The pathogenesis of scrapie in sheep after natural or oral exposure to the infectious agent generally involves the early accumulation of disease-associated prion protein (PrP(d)) in the lymphoreticular system (LRS). This phase is followed by neuroinvasion, for which two routes, ascending neural and haematogenous, have been postulated. The present study reports the use of immunohistochemistry to track the tissue progression of PrP(d) deposition in sheep of a single, highly scrapie-susceptible PrP genotype administered by the oral or conjunctival routes. Regardless of the route of infection, the earliest detection of PrP(d) was in gut- and pharynx-associated LRS tissues. Subsequently, the brain became PrP(d) positive simultaneously with other LRS tissues, but before the spinal cord and peripheral nervous tissues of the enteric, parasympathetic and sympathetic systems. The sites of initial PrP(d) accumulation in the brain were the dorsal motor nucleus of the vagus and the hypothalamus and their related circumventricular organs (the area postrema and the median eminence, respectively). These were the same for both routes of infection. Rapid progression to clinical disease was observed in sheep infected orally or conjunctivally, with definite signs of scrapie recorded at around 6 and 8 months after infection, respectively. Longer incubation periods in sheep infected by the conjunctival route were probably due to them receiving a lower dose than those infected orally. Irrespective of the route of infection, clinically affected sheep showed the same pathological phenotype (PrP(d) profile) and PrP(d) distribution throughout the brain. The identical peripheral and central pathogenesis observed in sheep of both groups suggests early dissemination of the infectious agent in the bloodstream and a common neuroinvasion pathway. The late involvement of the enteric and autonomic nervous system supports a haematogenous route of infection to the brain.

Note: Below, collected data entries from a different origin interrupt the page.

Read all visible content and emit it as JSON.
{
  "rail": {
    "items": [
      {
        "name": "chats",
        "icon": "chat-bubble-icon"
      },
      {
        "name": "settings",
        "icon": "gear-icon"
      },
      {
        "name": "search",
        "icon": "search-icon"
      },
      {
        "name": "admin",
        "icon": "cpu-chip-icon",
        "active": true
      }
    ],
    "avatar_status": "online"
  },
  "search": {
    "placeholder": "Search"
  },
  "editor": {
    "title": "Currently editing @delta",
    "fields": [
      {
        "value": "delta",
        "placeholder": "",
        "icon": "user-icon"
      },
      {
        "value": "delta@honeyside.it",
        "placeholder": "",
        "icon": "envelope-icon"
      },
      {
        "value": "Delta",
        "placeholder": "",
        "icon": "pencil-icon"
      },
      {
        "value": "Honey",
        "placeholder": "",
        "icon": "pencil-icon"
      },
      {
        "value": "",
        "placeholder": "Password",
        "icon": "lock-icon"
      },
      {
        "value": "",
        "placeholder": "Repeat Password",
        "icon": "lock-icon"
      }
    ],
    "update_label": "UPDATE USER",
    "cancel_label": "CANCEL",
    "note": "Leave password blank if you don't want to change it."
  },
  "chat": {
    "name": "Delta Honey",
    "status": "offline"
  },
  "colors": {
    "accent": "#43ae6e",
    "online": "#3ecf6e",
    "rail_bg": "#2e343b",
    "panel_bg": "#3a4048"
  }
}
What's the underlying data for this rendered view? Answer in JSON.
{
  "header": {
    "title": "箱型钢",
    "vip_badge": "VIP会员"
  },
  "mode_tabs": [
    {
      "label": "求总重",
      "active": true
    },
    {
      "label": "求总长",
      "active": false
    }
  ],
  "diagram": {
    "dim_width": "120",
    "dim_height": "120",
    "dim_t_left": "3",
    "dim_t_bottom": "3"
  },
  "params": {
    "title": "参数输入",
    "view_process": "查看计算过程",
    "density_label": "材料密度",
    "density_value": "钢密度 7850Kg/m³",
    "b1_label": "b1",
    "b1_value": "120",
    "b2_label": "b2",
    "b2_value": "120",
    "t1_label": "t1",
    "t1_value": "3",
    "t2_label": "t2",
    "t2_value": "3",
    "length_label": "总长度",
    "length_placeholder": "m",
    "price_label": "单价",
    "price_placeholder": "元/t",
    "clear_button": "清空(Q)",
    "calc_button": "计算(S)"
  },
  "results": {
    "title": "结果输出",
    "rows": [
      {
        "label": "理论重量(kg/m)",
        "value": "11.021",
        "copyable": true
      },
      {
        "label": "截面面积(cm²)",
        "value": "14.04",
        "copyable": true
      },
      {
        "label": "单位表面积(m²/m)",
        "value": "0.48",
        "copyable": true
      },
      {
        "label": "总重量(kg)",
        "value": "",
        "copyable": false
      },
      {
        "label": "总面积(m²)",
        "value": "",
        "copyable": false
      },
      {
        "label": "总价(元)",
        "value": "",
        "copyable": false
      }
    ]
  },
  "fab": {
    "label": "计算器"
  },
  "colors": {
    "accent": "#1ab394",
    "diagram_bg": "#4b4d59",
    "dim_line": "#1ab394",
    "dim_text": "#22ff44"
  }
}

绵羊经自然感染或口服感染病原体后,羊瘙痒病的发病机制通常涉及疾病相关朊病毒蛋白(PrP(d))在淋巴网状系统(LRS)中的早期蓄积。此阶段之后是神经侵袭,对此已提出两种途径,即上行神经途径和血源性途径。本研究报告了利用免疫组织化学方法追踪PrP(d)沉积在单一、高度易感羊瘙痒病的PrP基因型绵羊体内的组织进展情况,这些绵羊通过口服或结膜途径给药。无论感染途径如何,最早检测到PrP(d)的部位是与肠道和咽部相关的LRS组织。随后,大脑与其他LRS组织同时变为PrP(d)阳性,但早于脊髓以及肠、副交感和交感神经系统的外周神经组织。大脑中PrP(d)最初蓄积的部位是迷走神经背运动核和下丘脑及其相关的室周器官(分别为最后区和正中隆起)。两种感染途径的情况均如此。经口服或结膜感染的绵羊均观察到迅速发展至临床疾病,分别在感染后约6个月和8个月记录到明确的瘙痒病体征。经结膜途径感染的绵羊潜伏期较长,可能是因为它们接受的剂量低于经口服感染的绵羊。无论感染途径如何,临床受影响的绵羊在整个大脑中均表现出相同的病理表型(PrP(d)谱)和PrP(d)分布。两组绵羊中观察到的相同的外周和中枢发病机制表明感染因子在血液中早期播散以及存在共同的神经侵袭途径。肠和自主神经系统的后期受累支持血源性感染至大脑的途径。